Rosyjskimi mediami wstrząsnęła wiadomość o skomplikowanej operacji, jaką w większości nieznani na razie sprawcy zorganizowali w Moskwie, tuż pod nosem rosyjskich władz i służb specjalnych. A na celownik wzięli byłą gwiazdę sowieckiego wywiadu, oficera KGB, Geronty’ego Lazovika.
Sprytnie oszukali radzieckiego szpiega
Szpiegowska gwiazda Geronty’ego Lazovika świeciła bardzo jasno w latach 70. XX wieku, kiedy to przebywał na placówce w Australii. Tam, jak twierdzą australijskie źródła wywiadowcze, rozpracowywać miał posłów i to ze znacznymi sukcesami. Gdy jednak zmuszony był opuścić Australię, trafił do Moskwy, gdzie powierzono mu kierowanie 19. wydziałem KGB przy Radzie Ministrów, a następnie wysłano na wojnę do Afganistanu, by nadzorował ochronę wywiadowczą radzieckich wojsk.

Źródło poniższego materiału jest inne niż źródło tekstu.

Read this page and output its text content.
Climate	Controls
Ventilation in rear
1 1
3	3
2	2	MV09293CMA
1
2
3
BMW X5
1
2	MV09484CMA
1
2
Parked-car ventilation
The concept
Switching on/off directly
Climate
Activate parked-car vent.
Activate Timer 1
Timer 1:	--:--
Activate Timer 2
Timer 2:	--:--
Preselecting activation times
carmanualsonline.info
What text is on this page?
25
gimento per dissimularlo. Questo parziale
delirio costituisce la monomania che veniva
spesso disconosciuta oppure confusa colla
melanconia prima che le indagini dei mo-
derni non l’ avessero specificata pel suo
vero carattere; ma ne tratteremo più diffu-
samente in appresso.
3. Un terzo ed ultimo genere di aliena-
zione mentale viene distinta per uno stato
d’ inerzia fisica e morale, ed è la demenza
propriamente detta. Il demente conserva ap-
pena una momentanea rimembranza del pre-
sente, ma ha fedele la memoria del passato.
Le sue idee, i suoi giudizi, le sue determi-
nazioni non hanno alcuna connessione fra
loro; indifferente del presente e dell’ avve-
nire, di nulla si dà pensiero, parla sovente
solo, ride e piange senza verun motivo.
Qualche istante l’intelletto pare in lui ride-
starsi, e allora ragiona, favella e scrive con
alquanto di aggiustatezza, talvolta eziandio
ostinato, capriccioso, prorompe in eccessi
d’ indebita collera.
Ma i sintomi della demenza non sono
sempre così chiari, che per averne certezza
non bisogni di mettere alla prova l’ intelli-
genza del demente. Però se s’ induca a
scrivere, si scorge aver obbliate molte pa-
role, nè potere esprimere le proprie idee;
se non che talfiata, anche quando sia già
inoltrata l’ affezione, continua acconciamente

Po latach wiernej służby przeszedł na emeryturę, osiadł w bezpiecznej Moskwie, gdzie w styczniu znów został namierzony. Tym razem skontaktowali się z nim nieznani osobnicy, którzy korzystając z systemów AI, podszyli się w połączeniu wideo pod samego mera Moskwy. 92-letniemu weteranowi KGB zaoferowali wzięcie udziału w kolejnej akcji szpiegowskiej.
Przynęta chwyciła i emerytowany szpieg, wierząc, że jego rozmówcy to ludzie służb, zaangażował się w operację specjalną. Na dany sygnał wyrzucił z balkonu torbę, w której znajdował się 1 mln rubli (ok 40 tys. zł). Od razu pojawił się „kurier”, który podjął przesyłkę i...rozpłynął się we mgle. Były szpieg szybko zrozumiał, że chyba go oszukano i zgłosił się na policję.
Pogromców szpiega Rosjanie szukają na Ukrainie
Tu natychmiast zapanowało wzmożenie, bowiem nie ma co ukrywać, że oszukanie byłej gwiazdy KGB dla funkcjonariuszy było niczym siarczysty policzek. Policji szybko udało się trafić na trop kuriera, który połasił się na pieniądze byłego szpiega.
„Stwierdzono, że popełnienie przestępstwa zostało zaplanowane przez grupę osób, role każdego uczestnika zostały z góry jasno określone. Obecnie zidentyfikowano i zatrzymano kuriera, który otrzymał część skradzionych pieniędzy od Lazovika. Trwa identyfikacja pozostałych uczestników przestępczego procederu” – informuje rosyjska agencja Ria Nowosti.
Ustalono też, jakich narzędzi AI użyto do podszycia się pod władze Moskwy, a jak to często ostatnim czasy bywa, Rosjanie węszą spisek poza granicami kraju. Ich oczy zwróciły się na Ukrainę.
„Bierze się pod uwagę wersja, że przebywa on na terytorium Ukrainy, ale obecnie rozważane są też inne wersje” – cytuje przedstawiciela organów ścigania Ria Nowosti.
Wiadomo już, że kurierowi grozi do 10 lat więzienia.